Oleh Prof. Rhenald Kasali (UI)
Mungkin kita semua sepakat, anak-anak yang pintar di sekolah belum tentu pintar dalam kehidupan.
Sayangnya banyak orang tua yang masih berpikir, kalau anaknya juara kelas, pintar di sekolah, pasti akan pintar dalam menjalani hidup.
Untuk itulah sering kita lihat orang tua yang amat protektif, membuat anak merasa sudah belajar walau itu hanya di sekolah. Sedangkan perjalanannya menuju sekolah, pergaulannya, kebiasaannya mengambil keputusan dalam keadaan sulit, selalu disterilisasi orang tua.
Apalagi bila orang tua punya kuasa, banyak koneksi, punya uang, maka semua itu akan disterilisasi lebih luas lagi. Padahal yang membentuk orang tuanya hari ini sukses sudah jelas: orang tua mereka tak seprotektif mereka.
Kalau sudah begitu, apa hasilnya?
Anda lihat sendiri, banyak anak-anak pandai di sekolah tak berdaya saat di-bully kawan-kawannya, kurang bergaul, dan bila dikejar anjing di kampung, ia tidak bisa melompat, larinya tercekat.
Dan di usia dewasa, ia bisa menjadi sosok yang sulit bagi teman-teman, pasangan, dan kolega-koleganya. Ia akan merasa terus pandai, seakan-akan kecerdasannya tetap tak berubah.
Ke Luar Negeri Bagus
Pepatah mengatakan, dunia ini ibarat sebuah buku. Mereka yang tak melakukan perjalanan (hanya kuliah saja), hanya membaca satu halaman.

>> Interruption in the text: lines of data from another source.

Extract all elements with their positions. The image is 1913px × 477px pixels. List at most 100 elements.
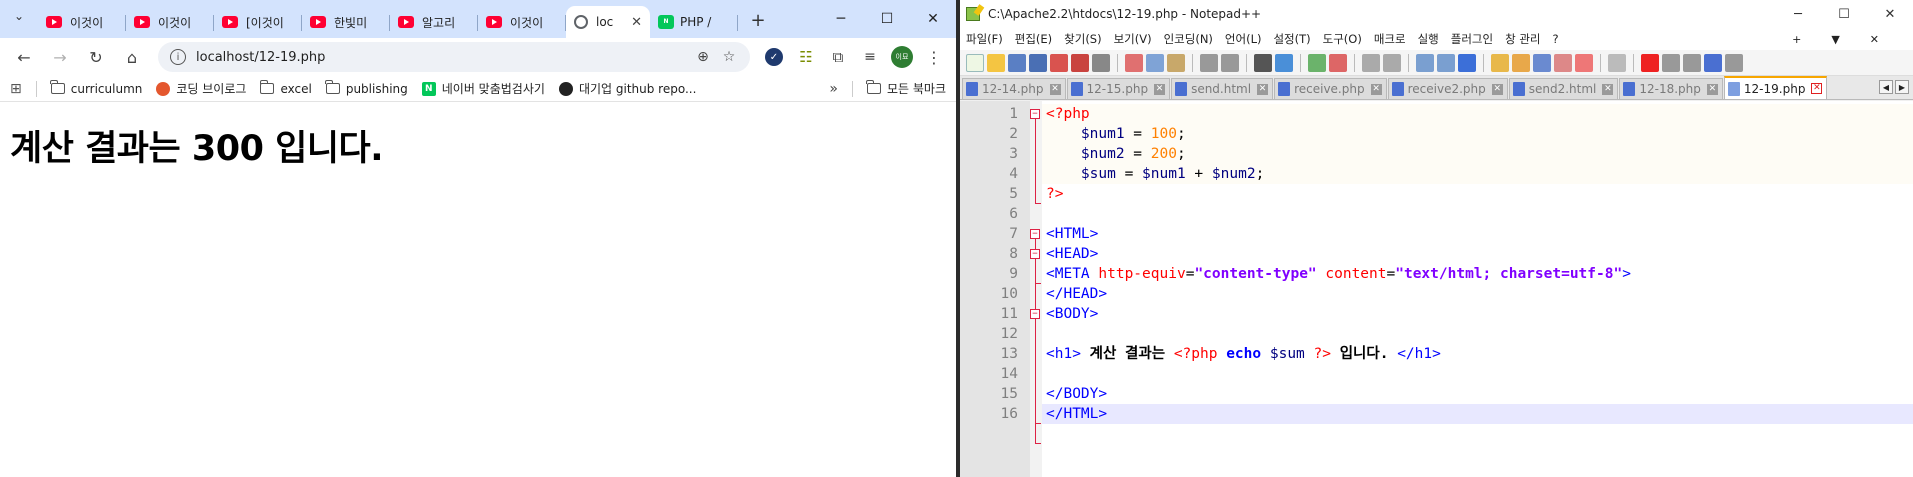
more-bookmarks-icon[interactable]: » [829,81,838,97]
sync-vertical-icon[interactable] [1362,53,1380,72]
doc-tab[interactable]: receive2.php ✕ [1387,78,1508,99]
fold-toggle-icon[interactable]: − [1030,309,1040,319]
menu-tools[interactable]: 도구(O) [1323,31,1362,47]
print-icon[interactable] [1092,53,1110,72]
minimize-icon[interactable]: ─ [818,0,864,38]
bookmark-item[interactable]: N 네이버 맞춤법검사기 [421,80,545,97]
close-all-icon[interactable] [1071,53,1089,72]
site-info-icon[interactable]: i [170,49,186,65]
redo-icon[interactable] [1221,53,1239,72]
fold-toggle-icon[interactable]: − [1030,109,1040,119]
menu-search[interactable]: 찾기(S) [1064,31,1101,47]
indent-guide-icon[interactable] [1458,53,1476,72]
replace-icon[interactable] [1275,53,1293,72]
doc-tab[interactable]: 12-18.php ✕ [1619,78,1723,99]
browser-tab-active[interactable]: loc ✕ [566,6,650,38]
new-file-icon[interactable] [966,53,984,72]
forward-arrow-icon[interactable]: → [44,41,76,73]
copy-icon[interactable] [1146,53,1164,72]
close-tab-icon[interactable]: ✕ [631,15,642,30]
run-macro-multiple-icon[interactable] [1704,53,1722,72]
apps-grid-icon[interactable]: ⊞ [10,81,22,97]
home-icon[interactable]: ⌂ [116,41,148,73]
extension-check-icon[interactable]: ✓ [760,43,788,71]
menu-view[interactable]: 보기(V) [1114,31,1152,47]
zoom-out-icon[interactable] [1329,53,1347,72]
open-file-icon[interactable] [987,53,1005,72]
stop-macro-icon[interactable] [1662,53,1680,72]
bookmark-item[interactable]: excel [259,80,312,96]
code-editor[interactable]: 1 2 3 4 5 6 7 8 9 10 11 12 13 14 15 16 − [960,101,1913,477]
fold-toggle-icon[interactable]: − [1030,249,1040,259]
sync-horizontal-icon[interactable] [1383,53,1401,72]
code-lines[interactable]: <?php $num1 = 100; $num2 = 200; $sum = $… [1042,101,1913,477]
extension-ladder-icon[interactable]: ☷ [792,43,820,71]
menu-window[interactable]: 창 관리 [1505,31,1540,47]
tab-scroll-left-icon[interactable]: ◀ [1879,80,1893,94]
close-file-icon[interactable] [1050,53,1068,72]
all-bookmarks-item[interactable]: 모든 북마크 [866,80,946,97]
minimize-icon[interactable]: ─ [1775,7,1821,22]
close-tab-icon[interactable]: ✕ [1706,83,1718,95]
close-tab-icon[interactable]: ✕ [1049,83,1061,95]
browser-tab[interactable]: 알고리 [390,6,478,38]
doc-tab[interactable]: send.html ✕ [1171,78,1274,99]
close-tab-icon[interactable]: ✕ [1811,83,1823,94]
maximize-icon[interactable]: ☐ [1821,7,1867,22]
doc-map-icon[interactable] [1512,53,1530,72]
close-tab-icon[interactable]: ✕ [1491,83,1503,95]
menu-file[interactable]: 파일(F) [966,31,1003,47]
menu-edit[interactable]: 편집(E) [1015,31,1052,47]
save-all-icon[interactable] [1029,53,1047,72]
browser-tab[interactable]: 이것이 [38,6,126,38]
save-macro-icon[interactable] [1725,53,1743,72]
profile-avatar[interactable]: 이묘 [888,43,916,71]
close-tab-icon[interactable]: ✕ [1602,83,1614,95]
word-wrap-icon[interactable] [1416,53,1434,72]
browser-tab[interactable]: N PHP / [650,6,738,38]
back-arrow-icon[interactable]: ← [8,41,40,73]
function-list-icon[interactable] [1533,53,1551,72]
menu-language[interactable]: 언어(L) [1225,31,1262,47]
doc-tab-active[interactable]: 12-19.php ✕ [1723,76,1828,99]
close-doc-icon[interactable]: ✕ [1870,33,1879,46]
browser-tab[interactable]: [이것이 [214,6,302,38]
bookmark-item[interactable]: publishing [325,80,408,96]
address-bar[interactable]: i localhost/12-19.php ⊕ ☆ [158,42,750,72]
zoom-icon[interactable]: ⊕ [690,49,716,65]
add-icon[interactable]: + [1792,33,1801,46]
play-macro-icon[interactable] [1683,53,1701,72]
show-all-chars-icon[interactable] [1437,53,1455,72]
cut-icon[interactable] [1125,53,1143,72]
url-text[interactable]: localhost/12-19.php [196,50,690,65]
find-icon[interactable] [1254,53,1272,72]
menu-plugins[interactable]: 플러그인 [1451,31,1493,47]
more-menu-icon[interactable]: ⋮ [920,43,948,71]
zoom-in-icon[interactable] [1308,53,1326,72]
media-controls-icon[interactable]: ≡ [856,43,884,71]
reload-icon[interactable]: ↻ [80,41,112,73]
doc-tab[interactable]: send2.html ✕ [1508,78,1619,99]
close-window-icon[interactable]: ✕ [910,0,956,38]
record-macro-icon[interactable] [1641,53,1659,72]
menu-macro[interactable]: 매크로 [1374,31,1406,47]
close-tab-icon[interactable]: ✕ [1154,83,1166,95]
undo-icon[interactable] [1200,53,1218,72]
doc-tab[interactable]: 12-14.php ✕ [962,78,1066,99]
close-tab-icon[interactable]: ✕ [1370,83,1382,95]
maximize-icon[interactable]: ☐ [864,0,910,38]
doc-tab[interactable]: 12-15.php ✕ [1066,78,1171,99]
bookmark-item[interactable]: curriculumn [50,80,142,96]
browser-tab[interactable]: 이것이 [126,6,214,38]
bookmark-star-icon[interactable]: ☆ [716,49,742,65]
paste-icon[interactable] [1167,53,1185,72]
close-tab-icon[interactable]: ✕ [1257,83,1269,95]
browser-tab[interactable]: 한빛미 [302,6,390,38]
extensions-puzzle-icon[interactable]: ⧉ [824,43,852,71]
folder-workspace-icon[interactable] [1554,53,1572,72]
doc-tab[interactable]: receive.php ✕ [1274,78,1387,99]
dropdown-icon[interactable]: ▼ [1831,33,1839,46]
menu-encoding[interactable]: 인코딩(N) [1164,31,1213,47]
tab-scroll-right-icon[interactable]: ▶ [1895,80,1909,94]
udl-icon[interactable] [1491,53,1509,72]
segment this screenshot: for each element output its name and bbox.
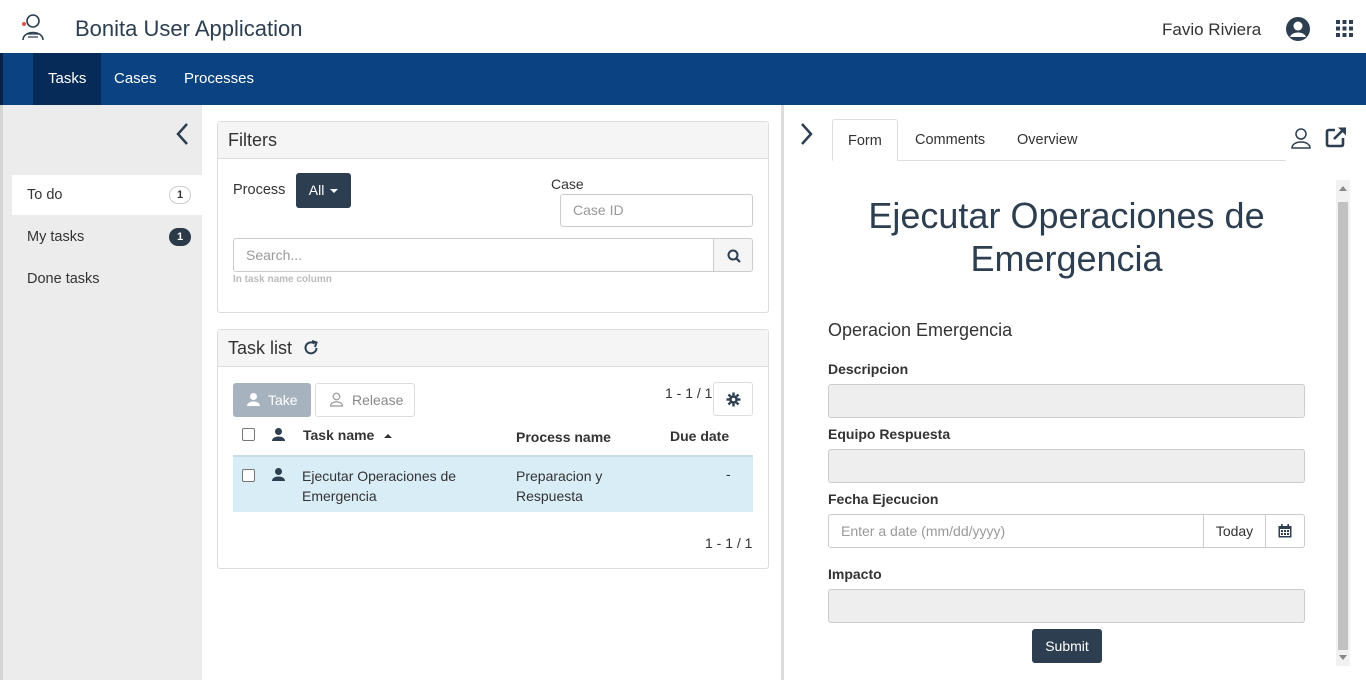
tab-form[interactable]: Form bbox=[832, 119, 898, 161]
assignee-column-person-icon bbox=[272, 428, 285, 441]
process-filter-dropdown[interactable]: All bbox=[296, 173, 351, 208]
task-list-heading: Task list bbox=[218, 330, 768, 367]
main-navbar: Tasks Cases Processes bbox=[0, 53, 1366, 105]
table-settings-button[interactable] bbox=[713, 382, 753, 416]
process-name-line: Preparacion y bbox=[516, 468, 603, 484]
submit-button[interactable]: Submit bbox=[1032, 629, 1102, 663]
sidebar-item-my-tasks[interactable]: My tasks 1 bbox=[12, 217, 205, 257]
case-filter-label: Case bbox=[551, 176, 584, 192]
panel-divider[interactable] bbox=[781, 105, 784, 680]
app-header: Bonita User Application Favio Riviera bbox=[0, 0, 1366, 53]
task-filter-sidebar: To do 1 My tasks 1 Done tasks bbox=[0, 105, 205, 680]
nav-tasks[interactable]: Tasks bbox=[33, 53, 102, 105]
collapse-sidebar-chevron-left-icon[interactable] bbox=[173, 121, 191, 147]
collapse-detail-chevron-right-icon[interactable] bbox=[798, 121, 816, 147]
scroll-up-arrow-icon[interactable] bbox=[1339, 186, 1347, 191]
fecha-ejecucion-input[interactable]: Enter a date (mm/dd/yyyy) bbox=[828, 514, 1204, 548]
apps-grid-icon[interactable] bbox=[1336, 20, 1353, 37]
todo-count-badge: 1 bbox=[169, 186, 191, 204]
refresh-icon[interactable] bbox=[302, 339, 320, 357]
equipo-respuesta-field[interactable] bbox=[828, 449, 1305, 483]
my-tasks-count-badge: 1 bbox=[169, 228, 191, 246]
task-name-line: Emergencia bbox=[302, 488, 377, 504]
task-name-column-header[interactable]: Task name bbox=[303, 427, 393, 443]
person-outline-icon bbox=[329, 392, 344, 407]
search-icon bbox=[727, 249, 741, 263]
row-checkbox[interactable] bbox=[242, 469, 255, 482]
caret-down-icon bbox=[330, 189, 339, 194]
release-label: Release bbox=[352, 392, 404, 408]
due-date-cell: - bbox=[726, 466, 731, 482]
today-button[interactable]: Today bbox=[1203, 514, 1266, 548]
sidebar-item-label: Done tasks bbox=[27, 271, 100, 287]
descripcion-field[interactable] bbox=[828, 384, 1305, 418]
search-hint: In task name column bbox=[233, 274, 332, 285]
descripcion-label: Descripcion bbox=[828, 361, 909, 377]
sidebar-item-todo[interactable]: To do 1 bbox=[12, 175, 205, 215]
sidebar-item-done-tasks[interactable]: Done tasks bbox=[12, 259, 205, 299]
assign-user-icon[interactable] bbox=[1290, 127, 1312, 149]
bonita-logo-icon[interactable] bbox=[18, 12, 48, 42]
form-scrollbar[interactable] bbox=[1336, 180, 1350, 666]
gear-icon bbox=[726, 392, 741, 407]
process-name-column-header[interactable]: Process name bbox=[516, 429, 611, 445]
impacto-field[interactable] bbox=[828, 589, 1305, 623]
scroll-down-arrow-icon[interactable] bbox=[1339, 655, 1347, 660]
impacto-label: Impacto bbox=[828, 566, 882, 582]
search-button[interactable] bbox=[713, 238, 753, 272]
pagination-top: 1 - 1 / 1 bbox=[665, 385, 713, 401]
filters-panel: Filters Process All Case Case ID Search.… bbox=[217, 121, 769, 313]
take-button[interactable]: Take bbox=[233, 383, 311, 417]
equipo-respuesta-label: Equipo Respuesta bbox=[828, 426, 951, 442]
user-account-icon[interactable] bbox=[1285, 16, 1311, 42]
task-list-title: Task list bbox=[228, 338, 293, 358]
nav-processes[interactable]: Processes bbox=[169, 53, 269, 105]
calendar-button[interactable] bbox=[1265, 514, 1305, 548]
task-name-cell[interactable]: Ejecutar Operaciones de Emergencia bbox=[302, 466, 456, 506]
case-id-input[interactable]: Case ID bbox=[560, 194, 753, 227]
user-name[interactable]: Favio Riviera bbox=[1162, 20, 1261, 40]
fecha-ejecucion-label: Fecha Ejecucion bbox=[828, 491, 939, 507]
task-name-line: Ejecutar Operaciones de bbox=[302, 468, 457, 484]
process-filter-value: All bbox=[308, 182, 325, 198]
pagination-bottom: 1 - 1 / 1 bbox=[705, 535, 753, 551]
task-name-header-label: Task name bbox=[303, 427, 375, 443]
form-subtitle: Operacion Emergencia bbox=[828, 320, 1013, 340]
filters-heading: Filters bbox=[218, 122, 768, 159]
due-date-column-header[interactable]: Due date bbox=[670, 428, 729, 444]
process-filter-label: Process bbox=[233, 182, 286, 198]
task-list-panel: Task list Take Release 1 - 1 / 1 Task na… bbox=[217, 329, 769, 569]
sidebar-item-label: To do bbox=[27, 187, 63, 203]
sort-ascending-icon bbox=[384, 434, 393, 439]
process-name-cell: Preparacion y Respuesta bbox=[516, 466, 602, 506]
take-label: Take bbox=[268, 392, 298, 408]
process-name-line: Respuesta bbox=[516, 488, 583, 504]
app-title: Bonita User Application bbox=[75, 16, 303, 41]
release-button[interactable]: Release bbox=[315, 383, 415, 417]
assigned-person-icon bbox=[272, 468, 285, 481]
tab-comments[interactable]: Comments bbox=[900, 119, 1000, 161]
person-icon bbox=[247, 393, 260, 406]
open-in-new-window-icon[interactable] bbox=[1325, 126, 1348, 148]
table-row[interactable]: Ejecutar Operaciones de Emergencia Prepa… bbox=[233, 455, 753, 512]
sidebar-item-label: My tasks bbox=[27, 229, 85, 245]
task-search-input[interactable]: Search... bbox=[233, 238, 714, 272]
form-title: Ejecutar Operaciones de Emergencia bbox=[868, 195, 1265, 279]
tab-overview[interactable]: Overview bbox=[1002, 119, 1092, 161]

Terilhami oleh Susi Pudjiastuti, saya pun menugaskan mahasiswa ke mancanegara. Tidak main-main. Satu orang satu negara.
Menteri Kelautan dan Perikanan ini, sejak remaja sudah menyewa truk dari kampungnya di Pangandaran, hanya bersama seorang sopir, ia pergi membeli ikan ke Cirebon atau Indramayu, lalu berjualan ke Pasar Ikan di Jakarta.
Bila dulu saya menugaskan tiga orang satu negara, sejak kehadiran Ibu Susi di kelas itu, saya mengubahnya menjadi satu negara-satu orang.
Syaratnya, tidak boleh di antar, dan tak boleh ada yang menjemput. Itu pun harus pergi ke negara yang tak berbahasa Melayu.
Anda tahu siapa musuh program ini?
Para mahasiswa melaporkan, ada dua pihak. Pertama adalah orang tua yang selalu beranggapan anaknya bak princess. Orang tua bahkan merespon dengan negatif, takut anaknya kesasar. Padahal doktrin kelas itu sejak awal sangat jelas, "Berpikir karena kesasar."
Setiap kali orang tua protes, saya selalu bilang, "Memang kalau tersasar, mengapa?"
Dari situ, sebagian tiba-tiba tersentak dan tertegun sendiri karena hampir semua orang tua pasti pernah kesasar, dan toh akhirnya pulang juga dengan selamat. Malah menjadi semakin pandai, lebih percaya diri.
Sebagian lagi, responnya begitulah, memindahkan anaknya ke kelas lain. Mereka mengambil keputusan untuk anaknya yang sudah dewasa dengan menghentikan sebuah proses belajar yang penting untuk membangun hidup mereka.
Orang tua juga mengatur banyak hal. Tiket pesawat, rute tujuan, menginap di mana, siapa yang jemput, makan apa, pakaian dan perlengkapan, sampai SIM Card dan obat-obatan.
Padahal anaknya gaul, sehat, senang berpetualang. Dan kalau diatur, ia malah menjadi merasa tak dipercaya, bahkan malu dengan kawan-kawannya.
Bagi saya, ini semua bisa membuata anak kurang terlatih menghadapi kesulitan. Sebab setiap kali menghadapi persoalan kecil saja, mereka bisa menghindar dan cepat-cepat minta bantuan.
Dan musuh kedua adalah, para dosen sendiri. Ya, para akademisi percaya anak pintar itu tak boleh banyak bermain. Baca, baca, baca, buat tugas. Padahal anak-anak pintar itu terlalu serius, terlalu steril, dan kurang bermain.
Anda tahu apa yang dilakukan orang tua agar anak-anaknya diterima di perguruan tinggi yang bagus?
Mungkin Anda bisa lihat bagaimana treatment orang tua sejak anaknya masih kecil. Jangankan untuk menuju perguruan tinggi, untuk diterima di SMP yang bagus saja, sejak kelas 5 SD anak-anak itu sudah dilatih pulang sore atau malam hari, ikut les ini dan itu. Katanya untuk diterima di SMP A harus ikut bimbingan belajar di B.